Chestnut in the half light

Chestnut-sided Warbler, Magee Marsh Wildlife Area, Oak Harbor, Ohio

Tonight after we closed up at Optics Alley
at the Biggest Week in American Birding,
the warblers on the boardwalk at Magee
Marsh were working as close as you will
ever see them, closer than you will ever
see them anywhere other than Magee. Cape
May, Blackburnian, Chestnut-sided, Black-throated
Blue, Magnolia, Black-throated Green, all within
feet and at, or below, eye-level, and lots of
Ovenbirds scurrying around in the leaf-litter
right under the boardwalk…but it was so
dark, with the lateness of the day and the
heavy overcast, in those dense swampy woods
that the camera struggled to focus and strained
at the limits of exposure. Still who could
resist those bright bodies in the dim light
teasing our trigger fingers and filling memory
cards, hoping against hope for those intimate
portraits of busy warblers at arm’s length.
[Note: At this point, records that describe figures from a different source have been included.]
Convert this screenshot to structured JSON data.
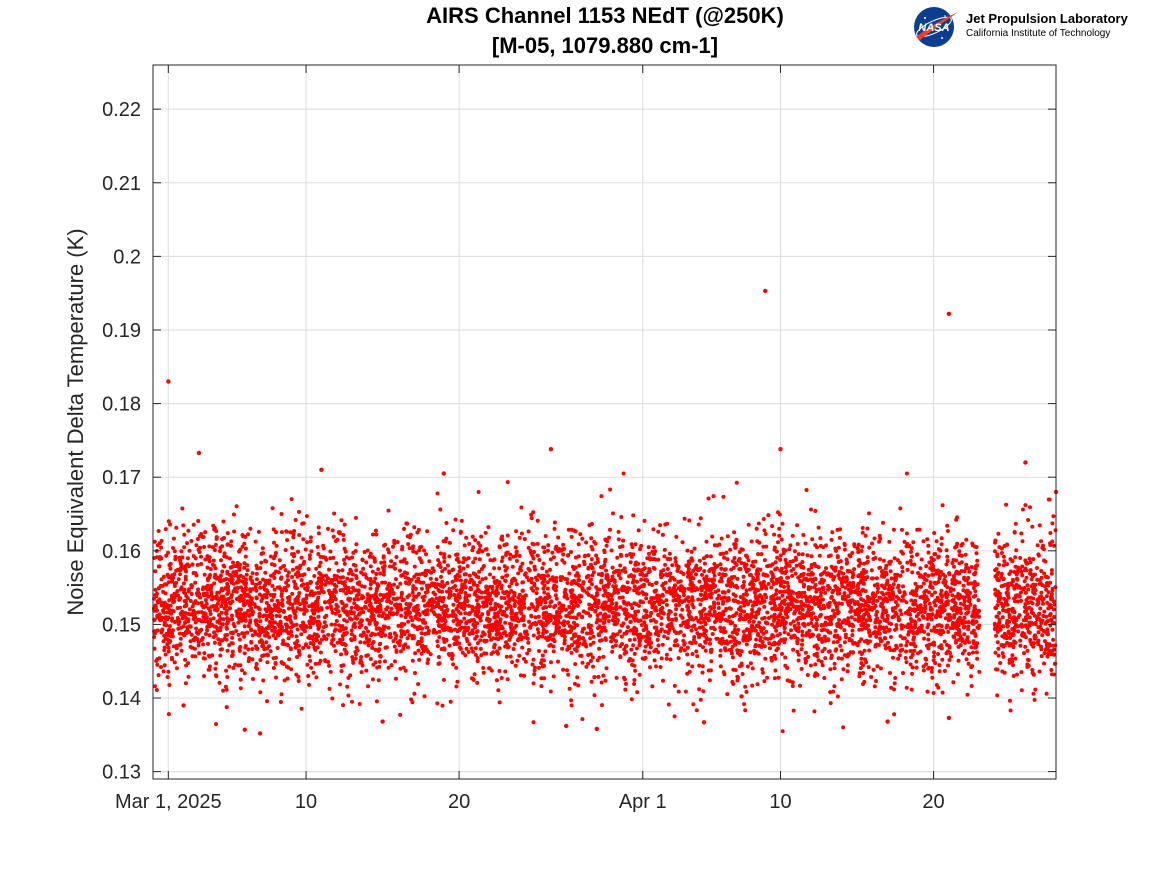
{
  "chart_data": {
    "type": "scatter",
    "title": "AIRS Channel 1153 NEdT (@250K)",
    "subtitle": "[M-05, 1079.880 cm-1]",
    "xlabel": "",
    "ylabel": "Noise Equivalent Delta Temperature (K)",
    "x_axis_type": "date",
    "xlim": [
      "2025-02-28",
      "2025-04-28"
    ],
    "ylim": [
      0.129,
      0.226
    ],
    "x_ticks": [
      {
        "date": "2025-03-01",
        "label": "Mar 1, 2025"
      },
      {
        "date": "2025-03-10",
        "label": "10"
      },
      {
        "date": "2025-03-20",
        "label": "20"
      },
      {
        "date": "2025-04-01",
        "label": "Apr 1"
      },
      {
        "date": "2025-04-10",
        "label": "10"
      },
      {
        "date": "2025-04-20",
        "label": "20"
      }
    ],
    "y_ticks": [
      0.13,
      0.14,
      0.15,
      0.16,
      0.17,
      0.18,
      0.19,
      0.2,
      0.21,
      0.22
    ],
    "y_tick_labels": [
      "0.13",
      "0.14",
      "0.15",
      "0.16",
      "0.17",
      "0.18",
      "0.19",
      "0.2",
      "0.21",
      "0.22"
    ],
    "grid": true,
    "data_gap": [
      "2025-04-23",
      "2025-04-24"
    ],
    "series": [
      {
        "color": "#ff0000",
        "marker": "dot",
        "typical_value": 0.1525,
        "typical_spread": 0.005,
        "points": [
          [
            "2025-03-01",
            0.183
          ],
          [
            "2025-03-03",
            0.1733
          ],
          [
            "2025-03-11",
            0.171
          ],
          [
            "2025-03-19",
            0.1705
          ],
          [
            "2025-03-26",
            0.1738
          ],
          [
            "2025-04-09",
            0.1953
          ],
          [
            "2025-04-10",
            0.1738
          ],
          [
            "2025-04-21",
            0.1922
          ],
          [
            "2025-04-26",
            0.172
          ],
          [
            "2025-04-28",
            0.168
          ],
          [
            "2025-03-06",
            0.1357
          ],
          [
            "2025-03-07",
            0.1352
          ],
          [
            "2025-03-15",
            0.1368
          ],
          [
            "2025-03-27",
            0.1362
          ],
          [
            "2025-03-29",
            0.1358
          ],
          [
            "2025-04-17",
            0.1368
          ],
          [
            "2025-04-21",
            0.1373
          ],
          [
            "2025-04-05",
            0.1367
          ],
          [
            "2025-03-02",
            0.139
          ]
        ]
      }
    ]
  },
  "logo": {
    "nasa_text": "NASA",
    "name": "Jet Propulsion Laboratory",
    "subtitle": "California Institute of Technology",
    "colors": {
      "nasa_blue": "#0b3d91",
      "nasa_red": "#fc3d21"
    }
  }
}
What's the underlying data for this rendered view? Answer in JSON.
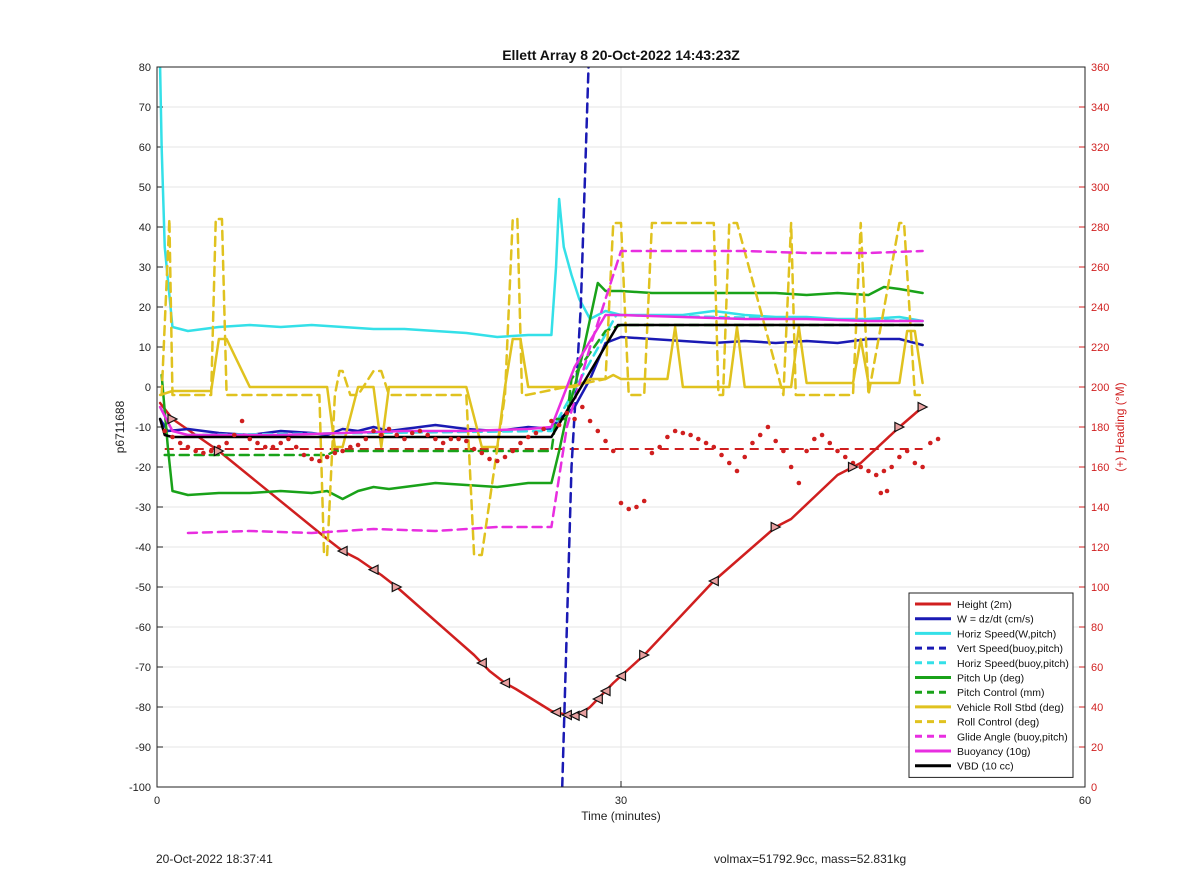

Like I said in the poem…who can resist. This is an ISO 2500 shot, certainly pushing the limits of my Sony’s 1 inch sensor, but still…such a bird and such a pose! Chestnut-sided Warbler, close and totally unconscious of the admiring humans on the boardwalk at Magee Marsh. This is what the Biggest Week in American Birding is all about. Sony RX10iv at 600mm. Program mode. 1/250th @ f4 @ ISO 2500. Processed in Polarr.